D. – Un’ultima domanda presidente Prodi. Il governo italiano è impegnato molto in Paesi del mondo dove ci sono problemi di libertà problemi di conflitti, abbiamo ricordato prima il Medio Oriente, Lei è tornato da poco da un viaggio molto importante in Cina. La domanda è questa: vorrei riflettere con lei proprio sul fronte dei diritti umani, che sono fondamentali proprio per la vita della Chiesa. A che punto siamo sul fronte dei diritti umani a partire dalla Cina e con uno sguardo al resto del mondo?

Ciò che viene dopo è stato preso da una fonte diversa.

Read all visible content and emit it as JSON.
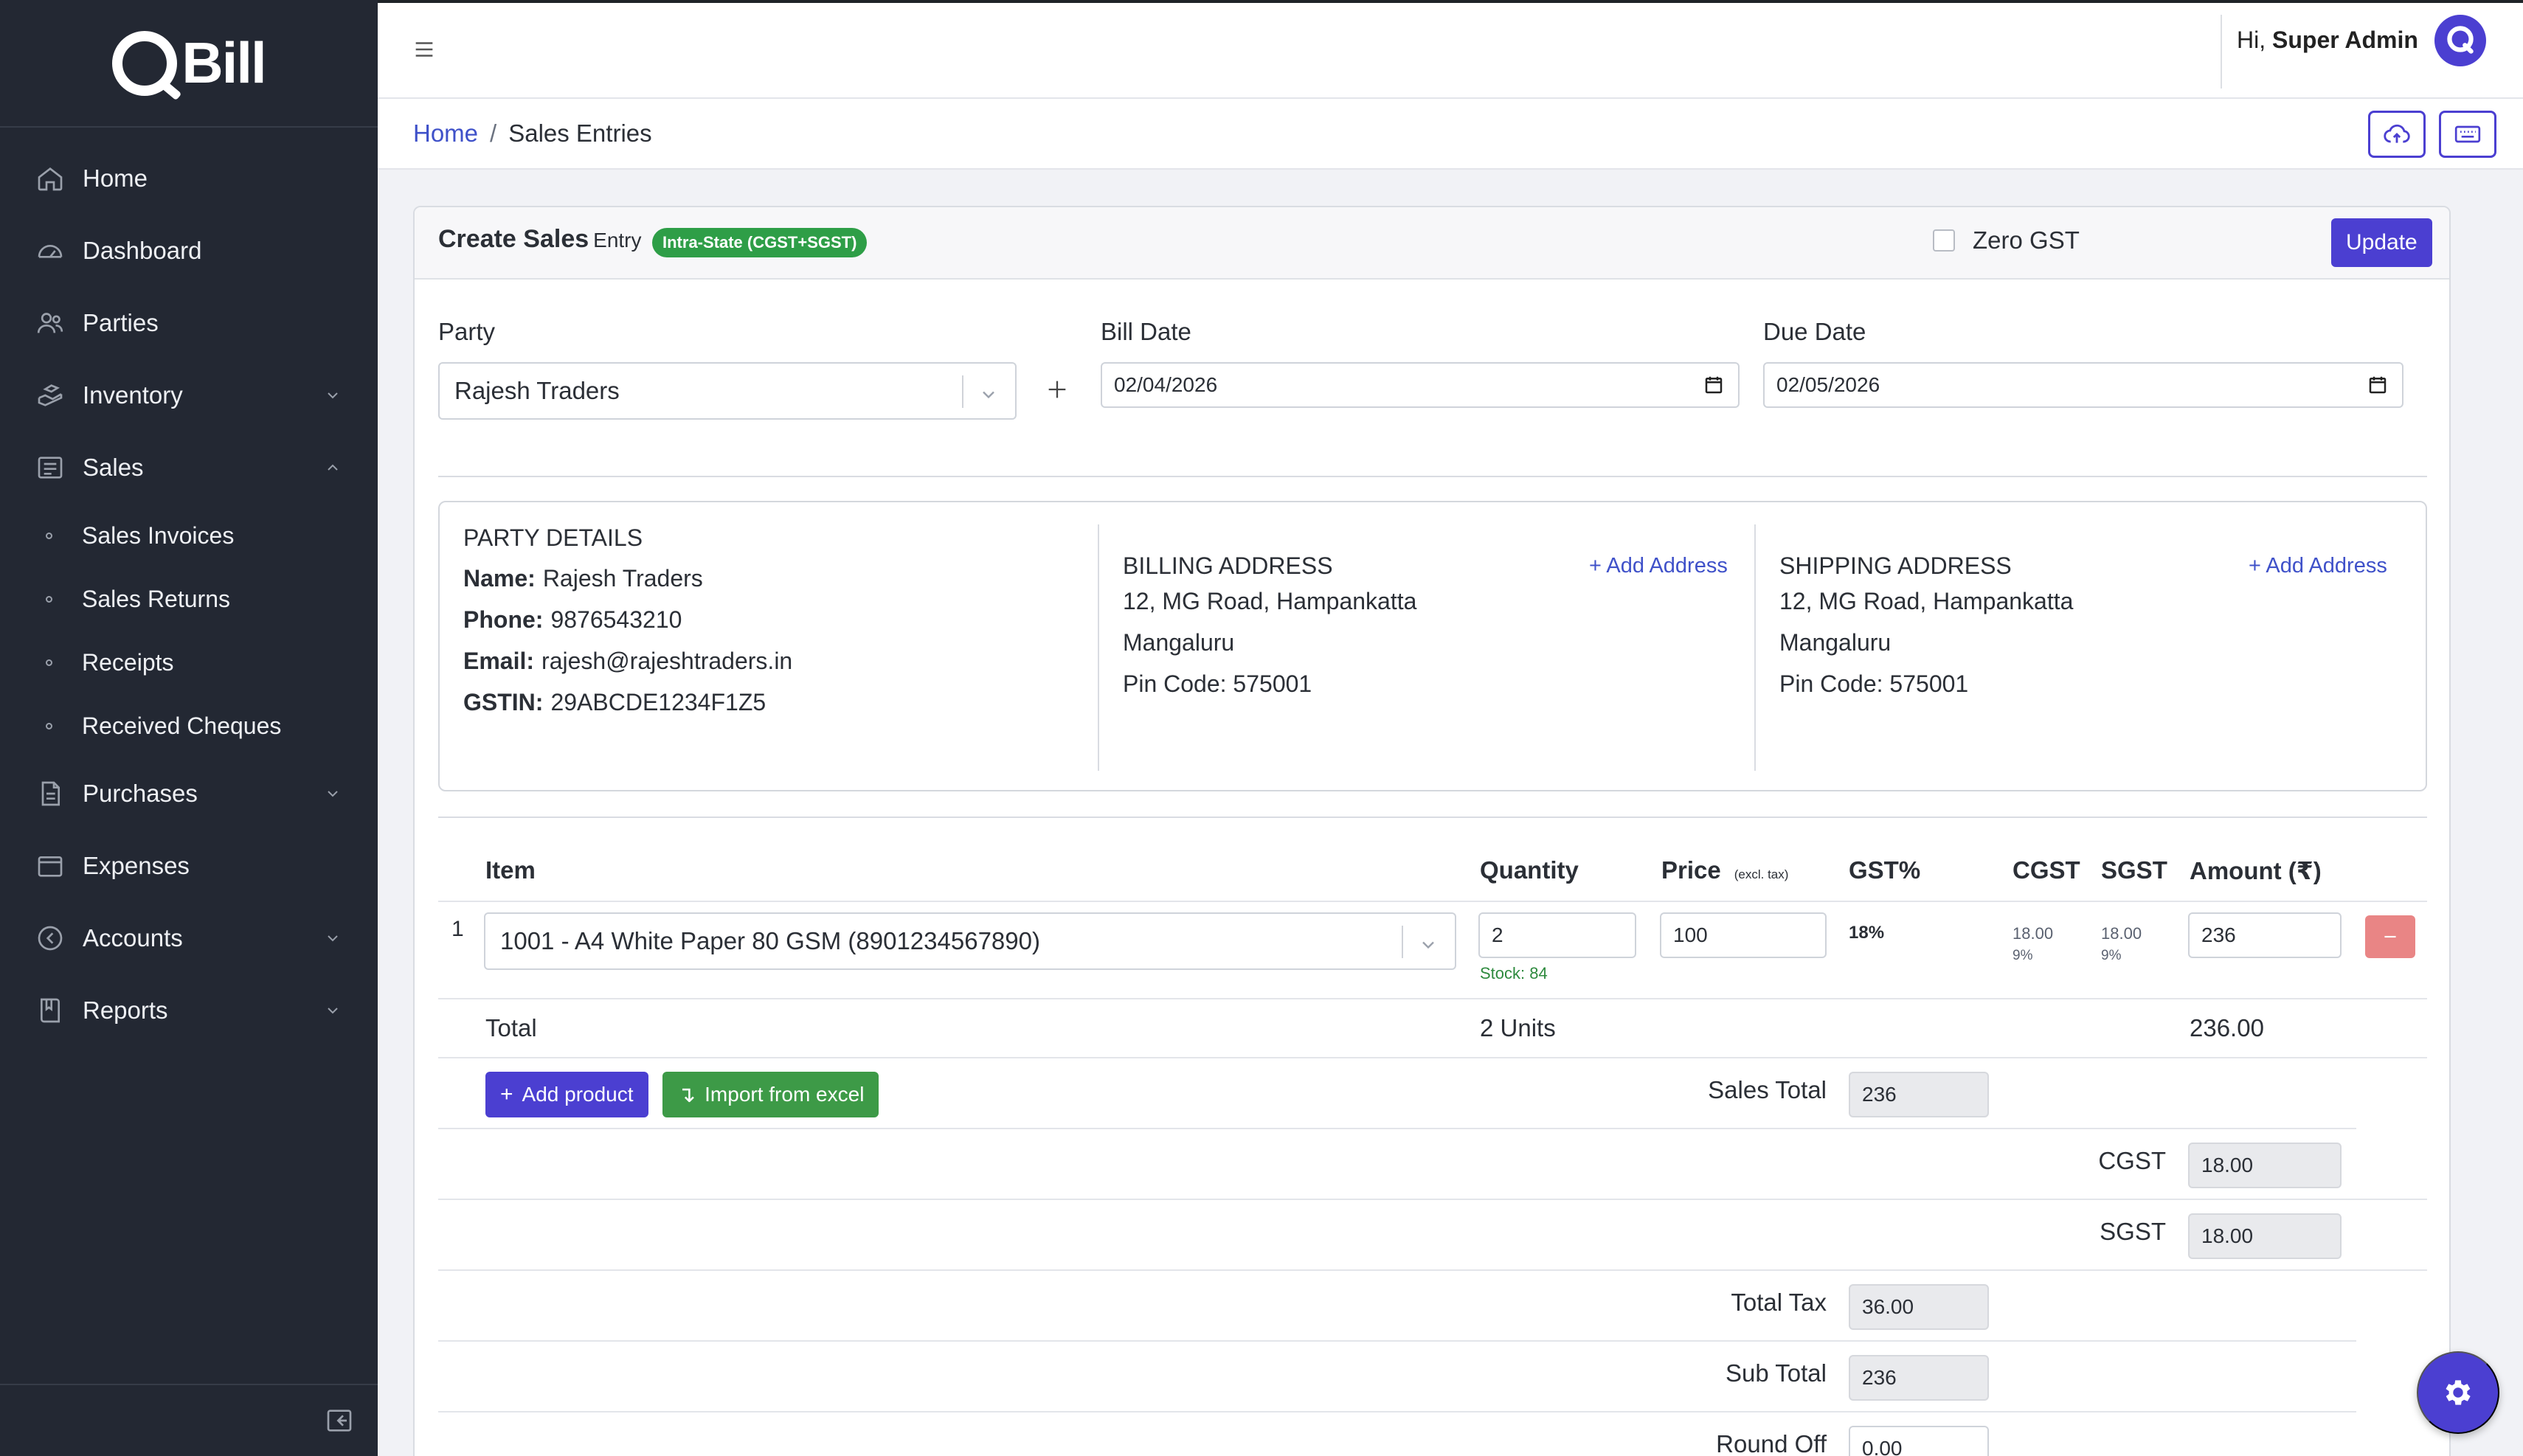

R. – Questo è un punto delicatissimo, perché è chiaro che se lo misuriamo con un ottica nostra – almeno la mia – in cui non ammetto la pena morte, figuriamoci altre violazioni della libertà, quindi non è facile fare questo tipo di discorso che riguarda un Paese come la Cina con le sue dimensioni, con i suoi problemi. Posso solo dire che sono molti anni che vado in Cina, sempre per missioni ufficiali, sempre incontrando i massimi responsabile dello Stato e l’attitudine su questi problemi nel dialogo singolo è radicalmente cambiato, è qualche anno che parlo direttamente, ne discutiamo. Quest’anno abbiamo discusso a fondo di questi problemi, perfino dei problemi della libertà religiosa e delle condizioni, delle implicazioni. Da parte cinese non c’è più la chiusura alla discussione – almeno nella linea ufficiale, poi nel Paese le cose stanno, credo molto diversamente – ma nelle linee ufficiali non c’è assolutamente il rifugio nella reticenza. Questa per me è stata una cosa straordinaria, è chiaro che il discorso che il Primo Ministro mi ha fatto è proprio questo: “anche io capisco questo problema dei diritti, dove deve andare il mondo. Ho un Paese di un miliardo e 300 milioni di persone che hanno fatto progressi, che si sono inseriti nella nuova società e c’è un miliardo di persone che vivono ancora in una condizione drammatica”. Allora questo processo con che regole lo possiamo guidare, allora è come che mi dicesse: ma lei preferisce una Cina che scoppia o una Cina che fatica ma che in qualche modo riesce a conservare una sua via, una sua struttura, un suo cammino? E’ difficile rispondere. Certamente è chiaro che ogni colloquio continua a richiamare questo problema dei diritti umani, ma ascolto sempre il dramma della persona che è di fronte a me che deve prendere decisioni in un contesto così impressionantemente diverso dal nostro. Naturalmente è chiaro che dobbiamo aiutare i progressi, il cambiamento. Voglio dire che quando sento che ormai la discussione all’interno del Paese è aperta riguardo agli aspetti sociali, agli aspetti delle disparità, agli aspetti della difficoltà del sistema sanitario, tutti questi aspetti che fino a poco tempo fa erano assolutamente tabù, debbo aiutare questo progresso. Allora ancora una volta è il dialogo non la predica, che secondo me dà qualche frutto.